The concept of virtual assignments has rapidly risen in the priority list of mobility professionals in the last six to eight months. More organisations have virtual mobility scenarios than ever before and the pandemic has caused the surge in these arrangements. While some may argue that these arrangements may be for the immediate term, there are several mobility professionals who will agree that these arrangements are here to stay in some shape or form. The rate of change is accelerating around the HR & mobility professionals and this poses significant people and compliance risks.

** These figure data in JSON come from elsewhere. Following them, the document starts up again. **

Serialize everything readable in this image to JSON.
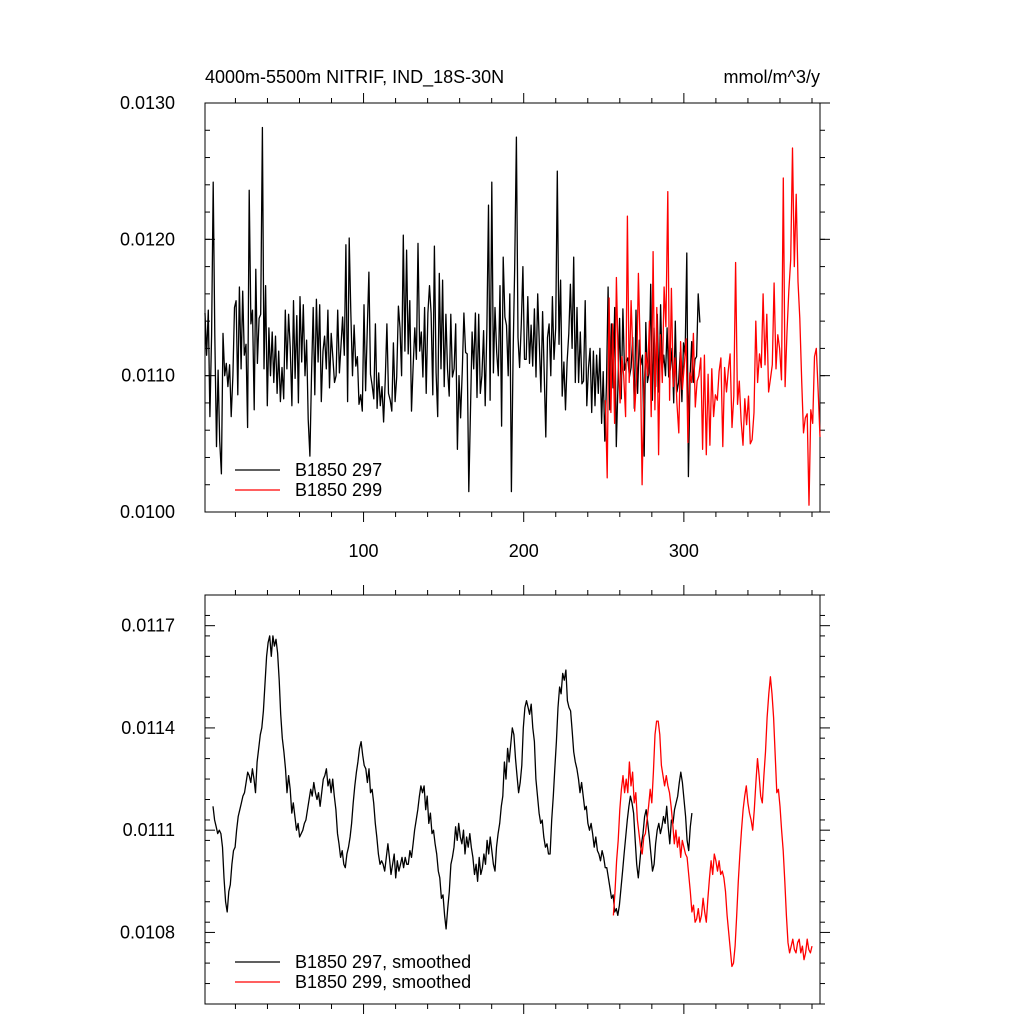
{
  "chart_data": [
    {
      "type": "line",
      "title": "4000m-5500m NITRIF, IND_18S-30N",
      "units": "mmol/m^3/y",
      "xlim": [
        1,
        385
      ],
      "ylim": [
        0.01,
        0.013
      ],
      "xticks": [
        100,
        200,
        300
      ],
      "yticks": [
        0.01,
        0.011,
        0.012,
        0.013
      ],
      "ytick_labels": [
        "0.0100",
        "0.0110",
        "0.0120",
        "0.0130"
      ],
      "legend_placement": "bottom-left",
      "series": [
        {
          "name": "B1850 297",
          "color": "#000000",
          "x_start": 1,
          "x_end": 310,
          "y": [
            0.01146,
            0.01115,
            0.01148,
            0.0107,
            0.0113,
            0.01242,
            0.0113,
            0.01048,
            0.01104,
            0.01052,
            0.01028,
            0.01131,
            0.011,
            0.01109,
            0.01092,
            0.01108,
            0.0107,
            0.011,
            0.0115,
            0.01155,
            0.01086,
            0.01165,
            0.01105,
            0.01162,
            0.01115,
            0.01123,
            0.01062,
            0.01236,
            0.01138,
            0.01148,
            0.01075,
            0.01178,
            0.01109,
            0.01142,
            0.01145,
            0.01282,
            0.01105,
            0.01166,
            0.01078,
            0.01135,
            0.011,
            0.01132,
            0.01095,
            0.01129,
            0.01087,
            0.01118,
            0.01081,
            0.01106,
            0.01083,
            0.01148,
            0.01105,
            0.01145,
            0.01121,
            0.01078,
            0.01155,
            0.01098,
            0.01144,
            0.0108,
            0.01158,
            0.0111,
            0.01152,
            0.011,
            0.01126,
            0.01068,
            0.01041,
            0.011,
            0.0115,
            0.01086,
            0.01156,
            0.0111,
            0.01152,
            0.01081,
            0.01118,
            0.01129,
            0.01105,
            0.01148,
            0.01091,
            0.01131,
            0.01114,
            0.01095,
            0.011,
            0.01148,
            0.01102,
            0.01122,
            0.01143,
            0.01115,
            0.01196,
            0.01081,
            0.01201,
            0.01147,
            0.011,
            0.01137,
            0.01107,
            0.01114,
            0.01079,
            0.01086,
            0.01074,
            0.01152,
            0.01089,
            0.01132,
            0.01176,
            0.01101,
            0.01093,
            0.01083,
            0.01138,
            0.01076,
            0.01102,
            0.01078,
            0.01092,
            0.01066,
            0.01098,
            0.01138,
            0.01087,
            0.01082,
            0.01074,
            0.01124,
            0.01081,
            0.01099,
            0.01151,
            0.01135,
            0.011,
            0.01203,
            0.01118,
            0.01192,
            0.01116,
            0.01155,
            0.01074,
            0.01106,
            0.01135,
            0.01112,
            0.01197,
            0.01118,
            0.01132,
            0.01099,
            0.0115,
            0.01087,
            0.01146,
            0.01166,
            0.01146,
            0.01086,
            0.01195,
            0.01102,
            0.0107,
            0.01175,
            0.01105,
            0.0117,
            0.01092,
            0.01145,
            0.01105,
            0.01085,
            0.01145,
            0.01099,
            0.01105,
            0.01138,
            0.01046,
            0.011,
            0.01069,
            0.01104,
            0.01146,
            0.01117,
            0.01116,
            0.01015,
            0.01075,
            0.01132,
            0.01105,
            0.01146,
            0.01084,
            0.01145,
            0.01087,
            0.011,
            0.01133,
            0.01078,
            0.01136,
            0.01225,
            0.01082,
            0.01242,
            0.01102,
            0.0115,
            0.01117,
            0.011,
            0.01166,
            0.01063,
            0.01187,
            0.01143,
            0.01137,
            0.011,
            0.0116,
            0.01015,
            0.01116,
            0.0118,
            0.01275,
            0.01128,
            0.01106,
            0.01138,
            0.0118,
            0.01112,
            0.01112,
            0.01158,
            0.01109,
            0.01137,
            0.01107,
            0.01149,
            0.01099,
            0.0116,
            0.01124,
            0.01088,
            0.01147,
            0.01102,
            0.01055,
            0.01128,
            0.01138,
            0.011,
            0.01158,
            0.01112,
            0.01135,
            0.0125,
            0.01123,
            0.0117,
            0.01085,
            0.0111,
            0.01075,
            0.0111,
            0.01131,
            0.01167,
            0.0112,
            0.01187,
            0.01095,
            0.0115,
            0.01095,
            0.01132,
            0.01094,
            0.01096,
            0.01155,
            0.01078,
            0.01106,
            0.0112,
            0.01073,
            0.01118,
            0.01078,
            0.01115,
            0.01087,
            0.0112,
            0.01065,
            0.01103,
            0.01052,
            0.01095,
            0.01165,
            0.01075,
            0.01138,
            0.01091,
            0.0115,
            0.01048,
            0.01092,
            0.01142,
            0.01083,
            0.01149,
            0.01104,
            0.0111,
            0.01113,
            0.01099,
            0.01106,
            0.01128,
            0.01076,
            0.01148,
            0.01087,
            0.01126,
            0.01108,
            0.01115,
            0.01041,
            0.01139,
            0.01095,
            0.01102,
            0.01167,
            0.01082,
            0.01135,
            0.01092,
            0.01145,
            0.01088,
            0.01152,
            0.01104,
            0.01115,
            0.011,
            0.01135,
            0.01099,
            0.01105,
            0.0112,
            0.0108,
            0.0114,
            0.01088,
            0.01095,
            0.01117,
            0.01081,
            0.01124,
            0.01115,
            0.0119,
            0.01026,
            0.011,
            0.01125,
            0.01095,
            0.01112,
            0.01114,
            0.0116,
            0.01139
          ]
        },
        {
          "name": "B1850 299",
          "color": "#ff0000",
          "x_start": 251,
          "x_end": 385,
          "y": [
            0.01082,
            0.01025,
            0.01157,
            0.01073,
            0.01138,
            0.01065,
            0.01172,
            0.01112,
            0.0108,
            0.01114,
            0.011,
            0.0107,
            0.01217,
            0.01095,
            0.01155,
            0.01115,
            0.01074,
            0.01099,
            0.01175,
            0.01121,
            0.0102,
            0.01089,
            0.01117,
            0.011,
            0.0114,
            0.0107,
            0.01191,
            0.01075,
            0.0115,
            0.01042,
            0.0113,
            0.01095,
            0.01165,
            0.01136,
            0.01235,
            0.01082,
            0.01164,
            0.01092,
            0.01113,
            0.0108,
            0.01058,
            0.01125,
            0.0109,
            0.01108,
            0.01127,
            0.01051,
            0.01102,
            0.01095,
            0.01131,
            0.01077,
            0.01096,
            0.011,
            0.01113,
            0.01046,
            0.01115,
            0.01042,
            0.01101,
            0.01049,
            0.01105,
            0.0107,
            0.01086,
            0.01082,
            0.01103,
            0.01113,
            0.01048,
            0.01106,
            0.01088,
            0.01104,
            0.01116,
            0.01062,
            0.01085,
            0.01183,
            0.01079,
            0.01096,
            0.01067,
            0.01049,
            0.01083,
            0.01064,
            0.01085,
            0.0105,
            0.01053,
            0.01073,
            0.0114,
            0.01095,
            0.01116,
            0.01106,
            0.0116,
            0.01108,
            0.01145,
            0.01088,
            0.01098,
            0.01108,
            0.01168,
            0.01105,
            0.0113,
            0.0112,
            0.01097,
            0.01245,
            0.01092,
            0.01132,
            0.01162,
            0.01185,
            0.01267,
            0.0118,
            0.01233,
            0.01169,
            0.01142,
            0.01096,
            0.01058,
            0.01069,
            0.01072,
            0.01005,
            0.01075,
            0.01065,
            0.01114,
            0.0112,
            0.01088,
            0.01055
          ]
        }
      ]
    },
    {
      "type": "line",
      "xlim": [
        1,
        385
      ],
      "ylim": [
        0.01059,
        0.01179
      ],
      "xticks": [
        100,
        200,
        300
      ],
      "yticks": [
        0.0108,
        0.0111,
        0.0114,
        0.0117
      ],
      "ytick_labels": [
        "0.0108",
        "0.0111",
        "0.0114",
        "0.0117"
      ],
      "legend_placement": "bottom-left",
      "series": [
        {
          "name": "B1850 297, smoothed",
          "color": "#000000",
          "x_start": 6,
          "x_end": 305,
          "y": [
            0.01117,
            0.01113,
            0.01111,
            0.01109,
            0.0111,
            0.01109,
            0.01105,
            0.01096,
            0.01089,
            0.01086,
            0.01092,
            0.01094,
            0.011,
            0.01104,
            0.01105,
            0.0111,
            0.01114,
            0.01116,
            0.01118,
            0.0112,
            0.01121,
            0.01124,
            0.01127,
            0.01126,
            0.01124,
            0.01128,
            0.01125,
            0.01121,
            0.0113,
            0.01134,
            0.01138,
            0.0114,
            0.01145,
            0.01153,
            0.01161,
            0.01165,
            0.01167,
            0.01161,
            0.01167,
            0.01164,
            0.01166,
            0.01162,
            0.01154,
            0.01144,
            0.01137,
            0.01133,
            0.01128,
            0.01121,
            0.01126,
            0.01122,
            0.01115,
            0.01118,
            0.01114,
            0.0111,
            0.01112,
            0.01108,
            0.01109,
            0.0111,
            0.01112,
            0.01113,
            0.01116,
            0.01119,
            0.01122,
            0.0112,
            0.01124,
            0.01121,
            0.01119,
            0.01121,
            0.01117,
            0.01121,
            0.01125,
            0.01126,
            0.01128,
            0.01123,
            0.01125,
            0.01121,
            0.01125,
            0.0112,
            0.01116,
            0.01109,
            0.01106,
            0.01102,
            0.01104,
            0.011,
            0.01099,
            0.01103,
            0.01105,
            0.01108,
            0.01112,
            0.01118,
            0.01123,
            0.01127,
            0.0113,
            0.01134,
            0.01136,
            0.01132,
            0.01129,
            0.01128,
            0.01124,
            0.01128,
            0.01121,
            0.01122,
            0.01118,
            0.01112,
            0.01108,
            0.01103,
            0.011,
            0.01101,
            0.011,
            0.01098,
            0.01102,
            0.01106,
            0.01102,
            0.01097,
            0.011,
            0.01103,
            0.01096,
            0.01101,
            0.01098,
            0.011,
            0.01102,
            0.01099,
            0.01102,
            0.011,
            0.011,
            0.01104,
            0.01102,
            0.01106,
            0.0111,
            0.01113,
            0.01116,
            0.0112,
            0.01123,
            0.01121,
            0.01123,
            0.01116,
            0.0112,
            0.01112,
            0.01115,
            0.01109,
            0.0111,
            0.01106,
            0.01103,
            0.01098,
            0.01096,
            0.0109,
            0.01091,
            0.01085,
            0.01081,
            0.01087,
            0.01092,
            0.011,
            0.01102,
            0.01105,
            0.01111,
            0.01107,
            0.01112,
            0.01108,
            0.01106,
            0.0111,
            0.01103,
            0.01108,
            0.01105,
            0.01109,
            0.01105,
            0.01102,
            0.01097,
            0.011,
            0.01095,
            0.01102,
            0.01097,
            0.01099,
            0.01103,
            0.011,
            0.01107,
            0.01103,
            0.01108,
            0.01104,
            0.011,
            0.01098,
            0.01105,
            0.01109,
            0.01112,
            0.01117,
            0.0112,
            0.0113,
            0.01125,
            0.01134,
            0.0113,
            0.01135,
            0.0114,
            0.01138,
            0.01131,
            0.01126,
            0.01121,
            0.01124,
            0.01129,
            0.0114,
            0.01146,
            0.01148,
            0.01146,
            0.01144,
            0.01147,
            0.0114,
            0.01136,
            0.01125,
            0.0112,
            0.01115,
            0.01112,
            0.01113,
            0.01108,
            0.01105,
            0.01106,
            0.01103,
            0.01103,
            0.01113,
            0.0112,
            0.01128,
            0.01136,
            0.01146,
            0.01152,
            0.0115,
            0.01156,
            0.01154,
            0.01157,
            0.01148,
            0.01146,
            0.01145,
            0.01139,
            0.01133,
            0.0113,
            0.01128,
            0.01125,
            0.01121,
            0.01124,
            0.0112,
            0.01116,
            0.01117,
            0.01112,
            0.0111,
            0.01112,
            0.01109,
            0.01105,
            0.01108,
            0.01104,
            0.01103,
            0.01101,
            0.01104,
            0.01102,
            0.01099,
            0.01099,
            0.01096,
            0.01093,
            0.0109,
            0.01091,
            0.01086,
            0.01087,
            0.01085,
            0.01088,
            0.01093,
            0.01098,
            0.01103,
            0.01108,
            0.01113,
            0.01117,
            0.0112,
            0.01118,
            0.01115,
            0.01107,
            0.011,
            0.01096,
            0.01101,
            0.01106,
            0.01109,
            0.01114,
            0.01116,
            0.01112,
            0.01108,
            0.01103,
            0.01098,
            0.011,
            0.01106,
            0.0111,
            0.01112,
            0.01109,
            0.01111,
            0.01114,
            0.01112,
            0.01117,
            0.01111,
            0.01106,
            0.01113,
            0.01112,
            0.01116,
            0.01118,
            0.0112,
            0.01124,
            0.01127,
            0.01124,
            0.01119,
            0.01114,
            0.01107,
            0.01104,
            0.01111,
            0.01115
          ]
        },
        {
          "name": "B1850 299, smoothed",
          "color": "#ff0000",
          "x_start": 256,
          "x_end": 380,
          "y": [
            0.01085,
            0.01092,
            0.01101,
            0.01107,
            0.01116,
            0.01122,
            0.01126,
            0.01121,
            0.01125,
            0.01121,
            0.0113,
            0.01123,
            0.01127,
            0.01118,
            0.01121,
            0.01113,
            0.01109,
            0.01105,
            0.01103,
            0.01108,
            0.01109,
            0.01113,
            0.01117,
            0.01122,
            0.01118,
            0.01127,
            0.01138,
            0.01142,
            0.01142,
            0.01138,
            0.01129,
            0.01126,
            0.01123,
            0.01126,
            0.01123,
            0.01121,
            0.01117,
            0.01112,
            0.01106,
            0.0111,
            0.01105,
            0.01108,
            0.01102,
            0.01107,
            0.01105,
            0.01103,
            0.01102,
            0.01097,
            0.01092,
            0.01086,
            0.01088,
            0.01083,
            0.01084,
            0.01087,
            0.01083,
            0.01085,
            0.0109,
            0.01086,
            0.01083,
            0.0109,
            0.01096,
            0.01101,
            0.01097,
            0.01103,
            0.01101,
            0.01098,
            0.01101,
            0.01097,
            0.01098,
            0.01096,
            0.01092,
            0.01085,
            0.0108,
            0.01075,
            0.0107,
            0.01071,
            0.01076,
            0.01085,
            0.01095,
            0.01103,
            0.0111,
            0.01116,
            0.0112,
            0.01123,
            0.01118,
            0.01115,
            0.01113,
            0.0111,
            0.01116,
            0.01124,
            0.01131,
            0.01126,
            0.0112,
            0.01118,
            0.01126,
            0.01133,
            0.01143,
            0.0115,
            0.01155,
            0.0115,
            0.01143,
            0.01132,
            0.01121,
            0.01122,
            0.01117,
            0.0111,
            0.01104,
            0.01095,
            0.01085,
            0.01077,
            0.01074,
            0.01076,
            0.01078,
            0.01075,
            0.01074,
            0.01077,
            0.01078,
            0.01074,
            0.01076,
            0.01072,
            0.01074,
            0.01078,
            0.01075,
            0.01074,
            0.01076
          ]
        }
      ]
    }
  ]
}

There are several possibilities and combinations in a virtual working arrangement that one needs to comprehend the virtual mobility spectrum. First, there are workers who may have to move back to their countries of origin or to other countries as part of their companies COVID-19 response while continuing to perform their roles. This may pose a compliance issue.
Work from home (WFH) may pose a different set of complications for the globally mobile employee. There might be some employees who may have moved back to their countries of origin. WFH then raises a question of working from home in which country?
Some organisations as their response to the pandemic and the uncertainty have regularized WFH requests of their employees. Some companies have brought it in as a long-term measure as part of their mechanism to tackle the situation. This essentially means that policies on payroll, benefits, perks and compliance will have to re-looked.
Virtual assignments where an employee about to relocate before the onset of the pandemic and being asked to stay back also forms a sizeable cross section of relocations delayed / or kept on hold because of the pandemic. Employees in such cases may have started to work on the projects where they were to be relocated while still being in some other country. Compliance, taxation and payroll are risks that an organization may not be prepared for.
As has been clearly discussed above, there is a fundamental issue that needs a closer look or review as virtual mobility / assignments become commonplace – the disconnect between the employment location and the employee’s real / physical location. This would call for a thorough review of the existing policies, guidelines and framework as without a re-worked process or framework companies run the risk of exposing themselves to people and compliance risks. A policy review or a tweak in the process may be involve significant investment of time and resources, however, here are a few points to help you get started:
- Clearly understand and clarify the remote / virtual working scenarios.
- State and clarify the intended business benefits, risks and other variables around each of the remote working scenarios. Try to determine what working arrangements are allowed or disallowed.
- Ascertain the limitations of the existing policies and safeguards that needs to be incorporated. It’s advisable to clearly etch out distinction between short and longer duration assignments, it’s associated risks and application of policies to such scenarios.
- Keep an open mind and search for possible alternatives to remote working. In the broader realm of managing a globally spread workforce, the HR department can support the organisation with a global employee re-deployment by actively promoting talent brokering internally.